Two centuries before, the computer had been one of the most advanced models ever built, carrying experimental, error-correcting microchips of such a tiny size that they even reacted to quantum fluctuations. Biochip technology had been employed when it was built, protein molecules sandwiched between microscopic glass-and-metal circuits. The information contained in the main database may not have been the sum total of all humankind’s knowledge, but not for lack of trying. Any bit, byte or shred of intelligence that had ever been digitized was only a few keystrokes and mouse clicks away.
“I’ll be careful,” Domi retorted, following the movements of the orb with the barrel of the Copperhead.
“Also,” Philboyd said, “that thing is made of energy, probably along the lines of a plasmoid. It would be like trying to shoot down ball lightning.”
“What’s a plasmoid?” Domi asked, her eyes flickering in momentary uncertainty.
“A ball of plasma…a quantity of gas that has been heated to a point where the atomic particles ionize into a median state.”
“That doesn’t tell me anything,” Domi snapped irritably.
“It’s a moving electrical charge that generates a self-sustaining magnetic field by spinning clockwise,” Lakesh explained. “The field maintains its cohesion until something stops its motion.”
“Couldn’t bullets do that?” Grant inquired. The orb swooped down from the ceiling and struck the double sec doors, bouncing away with a flash of energy. The green bee spiraled upward, giving the distinct impression of frustration, if not anger. “If vanadium alloy couldn’t stop its motion,” Brigid declared, “I don’t think lead will, either.”
“It acts almost intelligent,” Lakesh commented, “as if it’s being guided by remote control.”
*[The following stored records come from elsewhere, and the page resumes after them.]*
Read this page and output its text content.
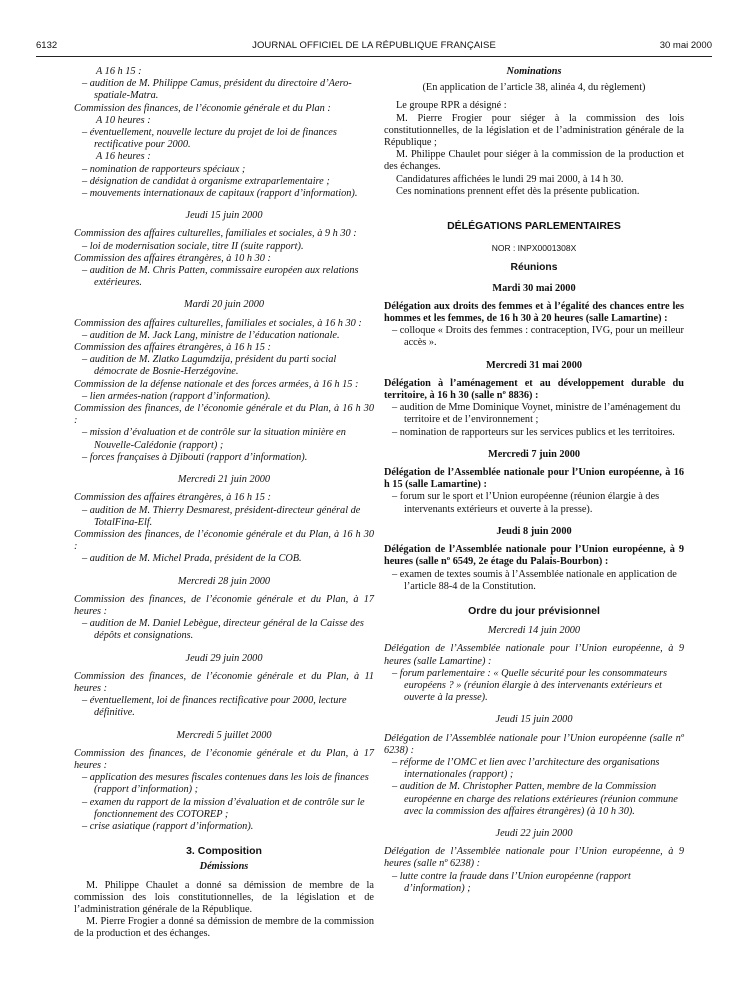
6132	JOURNAL OFFICIEL DE LA RÉPUBLIQUE FRANÇAISE	30 mai 2000

A 16 h 15 :

– audition de M. Philippe Camus, président du directoire d’Aero-spatiale-Matra.

Commission des finances, de l’économie générale et du Plan :

A 10 heures :

– éventuellement, nouvelle lecture du projet de loi de finances rectificative pour 2000.

A 16 heures :

– nomination de rapporteurs spéciaux ;

– désignation de candidat à organisme extraparlementaire ;

– mouvements internationaux de capitaux (rapport d’information).

Jeudi 15 juin 2000

Commission des affaires culturelles, familiales et sociales, à 9 h 30 :

– loi de modernisation sociale, titre II (suite rapport).

Commission des affaires étrangères, à 10 h 30 :

– audition de M. Chris Patten, commissaire européen aux relations extérieures.

Mardi 20 juin 2000

Commission des affaires culturelles, familiales et sociales, à 16 h 30 :

– audition de M. Jack Lang, ministre de l’éducation nationale.

Commission des affaires étrangères, à 16 h 15 :

– audition de M. Zlatko Lagumdzija, président du parti social démocrate de Bosnie-Herzégovine.

Commission de la défense nationale et des forces armées, à 16 h 15 :

– lien armées-nation (rapport d’information).

Commission des finances, de l’économie générale et du Plan, à 16 h 30 :

– mission d’évaluation et de contrôle sur la situation minière en Nouvelle-Calédonie (rapport) ;

– forces françaises à Djibouti (rapport d’information).

Mercredi 21 juin 2000

Commission des affaires étrangères, à 16 h 15 :

– audition de M. Thierry Desmarest, président-directeur général de TotalFina-Elf.

Commission des finances, de l’économie générale et du Plan, à 16 h 30 :

– audition de M. Michel Prada, président de la COB.

Mercredi 28 juin 2000

Commission des finances, de l’économie générale et du Plan, à 17 heures :

– audition de M. Daniel Lebègue, directeur général de la Caisse des dépôts et consignations.

Jeudi 29 juin 2000

Commission des finances, de l’économie générale et du Plan, à 11 heures :

– éventuellement, loi de finances rectificative pour 2000, lecture définitive.

Mercredi 5 juillet 2000

Commission des finances, de l’économie générale et du Plan, à 17 heures :

– application des mesures fiscales contenues dans les lois de finances (rapport d’information) ;

– examen du rapport de la mission d’évaluation et de contrôle sur le fonctionnement des COTOREP ;

– crise asiatique (rapport d’information).

3. Composition

Démissions

M. Philippe Chaulet a donné sa démission de membre de la commission des lois constitutionnelles, de la législation et de l’administration générale de la République.

M. Pierre Frogier a donné sa démission de membre de la commission de la production et des échanges.

Nominations

(En application de l’article 38, alinéa 4, du règlement)

Le groupe RPR a désigné :

M. Pierre Frogier pour siéger à la commission des lois constitutionnelles, de la législation et de l’administration générale de la République ;

M. Philippe Chaulet pour siéger à la commission de la production et des échanges.

Candidatures affichées le lundi 29 mai 2000, à 14 h 30.

Ces nominations prennent effet dès la présente publication.

DÉLÉGATIONS PARLEMENTAIRES

NOR : INPX0001308X

Réunions

Mardi 30 mai 2000

Délégation aux droits des femmes et à l’égalité des chances entre les hommes et les femmes, de 16 h 30 à 20 heures (salle Lamartine) :

– colloque « Droits des femmes : contraception, IVG, pour un meilleur accès ».

Mercredi 31 mai 2000

Délégation à l’aménagement et au développement durable du territoire, à 16 h 30 (salle nº 8836) :

– audition de Mme Dominique Voynet, ministre de l’aménagement du territoire et de l’environnement ;

– nomination de rapporteurs sur les services publics et les territoires.

Mercredi 7 juin 2000

Délégation de l’Assemblée nationale pour l’Union européenne, à 16 h 15 (salle Lamartine) :

– forum sur le sport et l’Union européenne (réunion élargie à des intervenants extérieurs et ouverte à la presse).

Jeudi 8 juin 2000

Délégation de l’Assemblée nationale pour l’Union européenne, à 9 heures (salle nº 6549, 2e étage du Palais-Bourbon) :

– examen de textes soumis à l’Assemblée nationale en application de l’article 88-4 de la Constitution.

Ordre du jour prévisionnel

Mercredi 14 juin 2000

Délégation de l’Assemblée nationale pour l’Union européenne, à 9 heures (salle Lamartine) :

– forum parlementaire : « Quelle sécurité pour les consommateurs européens ? » (réunion élargie à des intervenants extérieurs et ouverte à la presse).

Jeudi 15 juin 2000

Délégation de l’Assemblée nationale pour l’Union européenne (salle nº 6238) :

– réforme de l’OMC et lien avec l’architecture des organisations internationales (rapport) ;

– audition de M. Christopher Patten, membre de la Commission européenne en charge des relations extérieures (réunion commune avec la commission des affaires étrangères) (à 10 h 30).

Jeudi 22 juin 2000

Délégation de l’Assemblée nationale pour l’Union européenne, à 9 heures (salle nº 6238) :

– lutte contre la fraude dans l’Union européenne (rapport d’information) ;
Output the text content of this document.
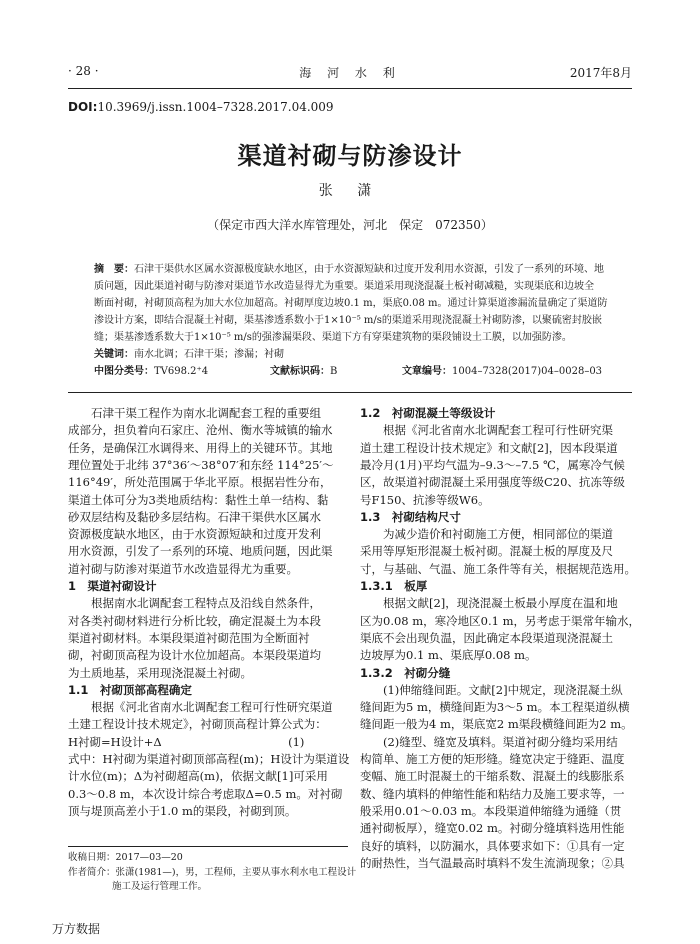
· 28 ·	海 河 水 利	2017年8月
DOI:10.3969/j.issn.1004–7328.2017.04.009
渠道衬砌与防渗设计
张 潇
（保定市西大洋水库管理处，河北　保定　072350）
摘　要：石津干渠供水区属水资源极度缺水地区，由于水资源短缺和过度开发利用水资源，引发了一系列的环境、地
质问题，因此渠道衬砌与防渗对渠道节水改造显得尤为重要。渠道采用现浇混凝土板衬砌减糙，实现渠底和边坡全
断面衬砌，衬砌顶高程为加大水位加超高。衬砌厚度边坡0.1 m，渠底0.08 m。通过计算渠道渗漏流量确定了渠道防
渗设计方案，即结合混凝土衬砌，渠基渗透系数小于1×10⁻⁵ m/s的渠道采用现浇混凝土衬砌防渗，以聚硫密封胶嵌
缝；渠基渗透系数大于1×10⁻⁵ m/s的强渗漏渠段、渠道下方有穿渠建筑物的渠段铺设土工膜，以加强防渗。
关键词：南水北调；石津干渠；渗漏；衬砌
中图分类号：TV698.2⁺4	文献标识码：B	文章编号：1004–7328(2017)04–0028–03
　　石津干渠工程作为南水北调配套工程的重要组
成部分，担负着向石家庄、沧州、衡水等城镇的输水
任务，是确保江水调得来、用得上的关键环节。其地
理位置处于北纬 37°36′～38°07′和东经 114°25′～
116°49′，所处范围属于华北平原。根据岩性分布，
渠道土体可分为3类地质结构：黏性土单一结构、黏
砂双层结构及黏砂多层结构。石津干渠供水区属水
资源极度缺水地区，由于水资源短缺和过度开发利
用水资源，引发了一系列的环境、地质问题，因此渠
道衬砌与防渗对渠道节水改造显得尤为重要。
1　渠道衬砌设计
　　根据南水北调配套工程特点及沿线自然条件，
对各类衬砌材料进行分析比较，确定混凝土为本段
渠道衬砌材料。本渠段渠道衬砌范围为全断面衬
砌，衬砌顶高程为设计水位加超高。本渠段渠道均
为土质地基，采用现浇混凝土衬砌。
1.1　衬砌顶部高程确定
　　根据《河北省南水北调配套工程可行性研究渠道
土建工程设计技术规定》，衬砌顶高程计算公式为：
H衬砌=H设计+Δ　　　　　　　　　　　(1)
式中：H衬砌为渠道衬砌顶部高程(m)；H设计为渠道设
计水位(m)；Δ为衬砌超高(m)，依据文献[1]可采用
0.3～0.8 m，本次设计综合考虑取Δ=0.5 m。对衬砌
顶与堤顶高差小于1.0 m的渠段，衬砌到顶。
1.2　衬砌混凝土等级设计
　　根据《河北省南水北调配套工程可行性研究渠
道土建工程设计技术规定》和文献[2]，因本段渠道
最冷月(1月)平均气温为–9.3～–7.5 ℃，属寒冷气候
区，故渠道衬砌混凝土采用强度等级C20、抗冻等级
号F150、抗渗等级W6。
1.3　衬砌结构尺寸
　　为减少造价和衬砌施工方便，相同部位的渠道
采用等厚矩形混凝土板衬砌。混凝土板的厚度及尺
寸，与基础、气温、施工条件等有关，根据规范选用。
1.3.1　板厚
　　根据文献[2]，现浇混凝土板最小厚度在温和地
区为0.08 m，寒冷地区0.1 m，另考虑于渠常年输水，
渠底不会出现负温，因此确定本段渠道现浇混凝土
边坡厚为0.1 m、渠底厚0.08 m。
1.3.2　衬砌分缝
　　(1)伸缩缝间距。文献[2]中规定，现浇混凝土纵
缝间距为5 m，横缝间距为3～5 m。本工程渠道纵横
缝间距一般为4 m，渠底宽2 m渠段横缝间距为2 m。
　　(2)缝型、缝宽及填料。渠道衬砌分缝均采用结
构简单、施工方便的矩形缝。缝宽决定于缝距、温度
变幅、施工时混凝土的干缩系数、混凝土的线膨胀系
数、缝内填料的伸缩性能和粘结力及施工要求等，一
般采用0.01～0.03 m。本段渠道伸缩缝为通缝（贯
通衬砌板厚），缝宽0.02 m。衬砌分缝填料选用性能
良好的填料，以防漏水，具体要求如下：①具有一定
的耐热性，当气温最高时填料不发生流淌现象；②具
收稿日期：2017—03—20
作者简介：张潇(1981—)，男，工程师，主要从事水利水电工程设计
施工及运行管理工作。
万方数据
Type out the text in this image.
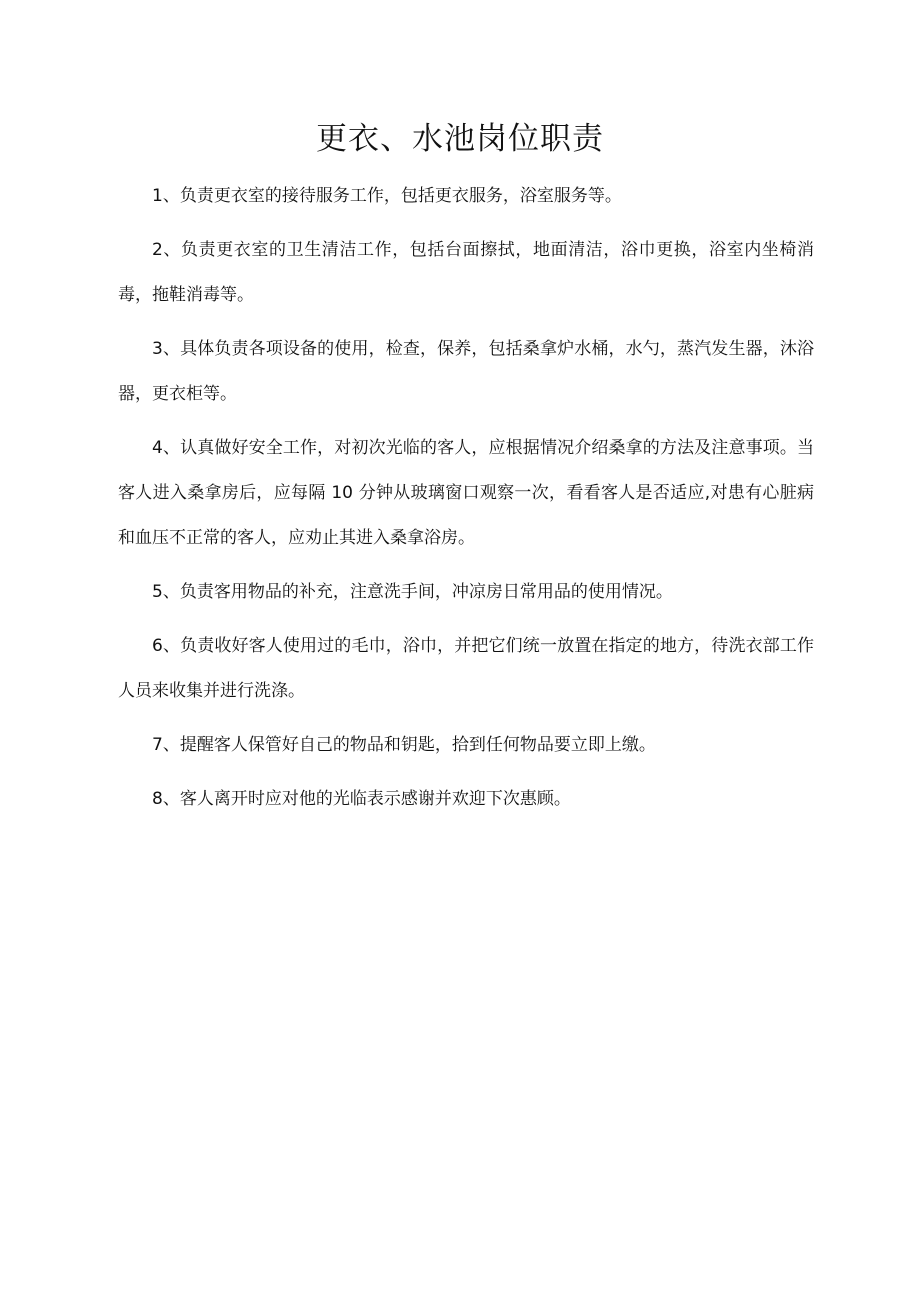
更衣、水池岗位职责

1、负责更衣室的接待服务工作，包括更衣服务，浴室服务等。

2、负责更衣室的卫生清洁工作，包括台面擦拭，地面清洁，浴巾更换，浴室内坐椅消毒，拖鞋消毒等。

3、具体负责各项设备的使用，检查，保养，包括桑拿炉水桶，水勺，蒸汽发生器，沐浴器，更衣柜等。

4、认真做好安全工作，对初次光临的客人，应根据情况介绍桑拿的方法及注意事项。当客人进入桑拿房后，应每隔 10 分钟从玻璃窗口观察一次，看看客人是否适应,对患有心脏病和血压不正常的客人，应劝止其进入桑拿浴房。

5、负责客用物品的补充，注意洗手间，冲凉房日常用品的使用情况。

6、负责收好客人使用过的毛巾，浴巾，并把它们统一放置在指定的地方，待洗衣部工作人员来收集并进行洗涤。

7、提醒客人保管好自己的物品和钥匙，拾到任何物品要立即上缴。

8、客人离开时应对他的光临表示感谢并欢迎下次惠顾。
“Unlikely,” Philboyd said.
“Don’t be so sure,” said a voice from the anteroom. Lakesh cast a glance over his shoulder at the man in the coveralls. “Who is that, pray tell?” “He calls himself Mr. Gray,” Grant said dourly. “He’s a millennialist.” “Yes, I deduced that by his identifying button. What is he doing here?” “Information,” Brigid said brusquely. “His crew deserted him.” Domi gestured with the barrel of the Copperhead toward the green bee. “Does he have useful information about that goddamn thing?” “No,” Gray answered. “I wish I did. All I know is that when they show up, men die—” “Shut up,” Domi broke in. The albino girl took a deep breath, held it, squinted through the autotargeter and squeezed the trigger, firing off a stuttering triburst. The bullets struck chimes and flares of sparks from the vanadium-sheathed ceiling. The orb danced and curved away from the brief barrage. The ricocheting bullets hit desks and chairs, drawing outraged cries from the people cowering beneath them.
“You’ll never hit the fucking thing that way,” Grant growled.